Tingkat Spiritualitas Rendah; Tantangan Eskalasi Kualitas Generasi Z
Oleh : Muhammad Takdir
Perkembangan
teknologi yang pesat
mewarnai kehidupan “Gen Z” saat ini. Banyak
tantangan baru yang muncul di berbagai
aspek kehidupan akibat
dari perkembangan itu. Salah satu dari tantangan
itu ialah perspektif Gen
Z terhadap makna
spiritualitas dalam kehidupan. Lantas, apa yang dimaksud
dengan spiritualitas ini?
Berbicara tentang definisi
dari kata spiritualitas. Menurut KBBI, kata “spiritualitas” merupakan sumber motivasi dan emosi individu yang berkenaan
dengan hubungan seseorang pada tuhan. Sementara menurut para ahli, spiritualitas memiliki
beragam definisi. Salah satunya; menurut Rosito, spiritualitas merupakan upaya
pencarian, menemukan, dan memelihara sesuatu yang bermakna dalam kehidupan.
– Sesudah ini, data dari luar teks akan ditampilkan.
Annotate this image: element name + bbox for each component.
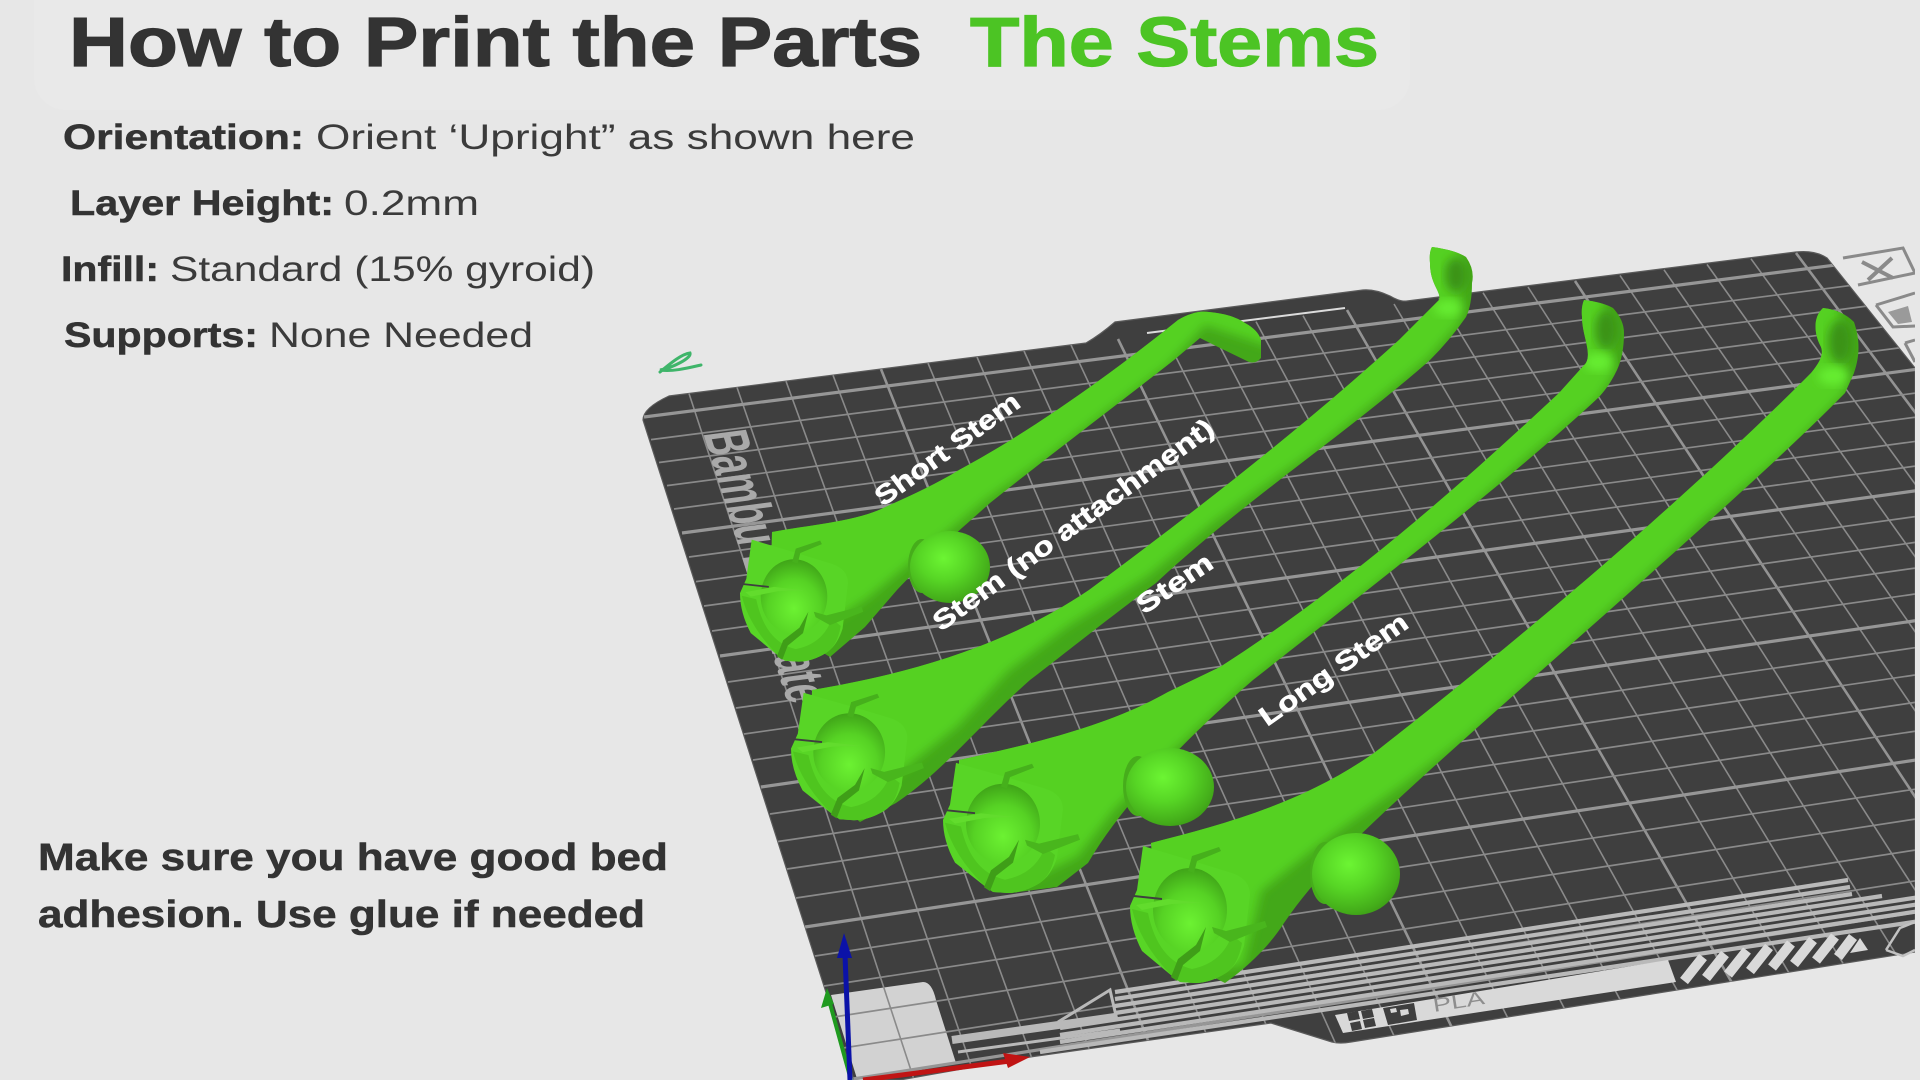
ball joint: [1123, 748, 1214, 826]
stem labels: [869, 386, 1414, 732]
plate corner icons: [1843, 248, 1915, 362]
title: The Stems: [970, 3, 1379, 81]
print bed plate: [643, 248, 1920, 1080]
plate brand text: Bambu Lab Plate: [689, 426, 843, 707]
filament label strip: [1335, 960, 1676, 1033]
label: short stem: Short Stem: [869, 386, 1026, 512]
setting: supports: Supports:: [64, 316, 258, 355]
purge line stripes: [952, 880, 1920, 1052]
icon: green squiggle: [660, 353, 701, 372]
axis: blue z: [837, 933, 852, 1080]
setting: orientation: Orient ‘Upright” as shown here: [316, 118, 915, 157]
socket head: [791, 693, 924, 820]
bed adhesion note: [38, 837, 668, 936]
label: stem no attachment: Stem (no attachment): [927, 413, 1220, 637]
label: stem: Stem: [1131, 547, 1219, 620]
setting: infill: Standard (15% gyroid): [170, 250, 595, 289]
filament label: PLA: PLA: [1431, 988, 1487, 1017]
hatch end triangle: [1850, 938, 1868, 953]
plate surface: [643, 252, 1915, 1080]
title: [69, 3, 1379, 81]
print settings: [61, 118, 915, 355]
setting: infill: Infill:: [61, 250, 159, 289]
label strip code icons: [1347, 1003, 1417, 1031]
stem: standard stem: [930, 280, 1624, 900]
setting: layer height: Layer Height:: [70, 184, 334, 223]
origin corner square: [831, 982, 956, 1080]
socket head: [943, 763, 1080, 893]
image right edge strip: [1915, 0, 1920, 1080]
ball joint: [908, 531, 990, 603]
axis: red x: [863, 1053, 1030, 1080]
stem: long stem: [1110, 290, 1858, 983]
setting: infill: [61, 250, 595, 289]
stem: no attachment: [780, 220, 1473, 830]
ball joint: [1310, 833, 1400, 915]
bed adhesion note: Make sure you have good bed: [38, 837, 668, 879]
socket head: [740, 540, 863, 662]
hatch stripes: [1684, 936, 1853, 981]
plate highlight line: [1147, 308, 1345, 333]
corner icon: cube: [1886, 922, 1915, 956]
bed adhesion note: adhesion. Use glue if needed: [38, 894, 645, 936]
setting: orientation: Orientation:: [63, 118, 304, 157]
setting: layer height: [70, 184, 479, 223]
header panel: [34, 0, 1410, 110]
title: How to Print the Parts: [69, 3, 922, 81]
stem: short stem: [740, 312, 1261, 662]
setting: orientation: [63, 118, 915, 157]
axis: green y: [821, 988, 851, 1080]
socket head: [1130, 846, 1267, 983]
label: long stem: Long Stem: [1253, 607, 1414, 732]
setting: supports: [64, 316, 533, 355]
setting: layer height: 0.2mm: [344, 184, 479, 223]
axis indicator: [821, 933, 1030, 1080]
setting: supports: None Needed: [269, 316, 533, 355]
Definisi dari spiritualitas itu menunjukkan
bahwa konsep spiritualitas dalam perkembangan generasi sekarang memberikan pengaruh
yang besar. Namun,
adanya pengaruh perkembangan teknologi dan beberapa faktor lain
menjadikan generasi Z mulai menyampingkan makna spiritualitas. Hal ini berdampak
pada penurunan tingkat spiritual
generasi Z.
Rendahnya Tingkat Spiritualitas Generasi Z.
Berbicara tentang peningkatan kualitas Gen Z, aspek
spiritual memiliki peran yang sangat penting
di dalamnya di era modernisasi ini. Namun, realita yang terjadi
sekarang justru berbanding terbalik dengan eksistensi spiritualitas. Berdasarkan data yang telah terkumpul, kondisi
spiritual Gen Z kian semakin menurun
jika dibandingkan dengan generasi sebelumnya. Dengan kondisi seperti itu, sudah
dapat terbayangkan dengan jelas bagaimana kualitas generasi ini dan progres
peningkatannya. Hal ini, disebabkan oleh beberapa faktor
yang menjadikan generasi Z ini kurang peduli terhadap peningkatan spiritual.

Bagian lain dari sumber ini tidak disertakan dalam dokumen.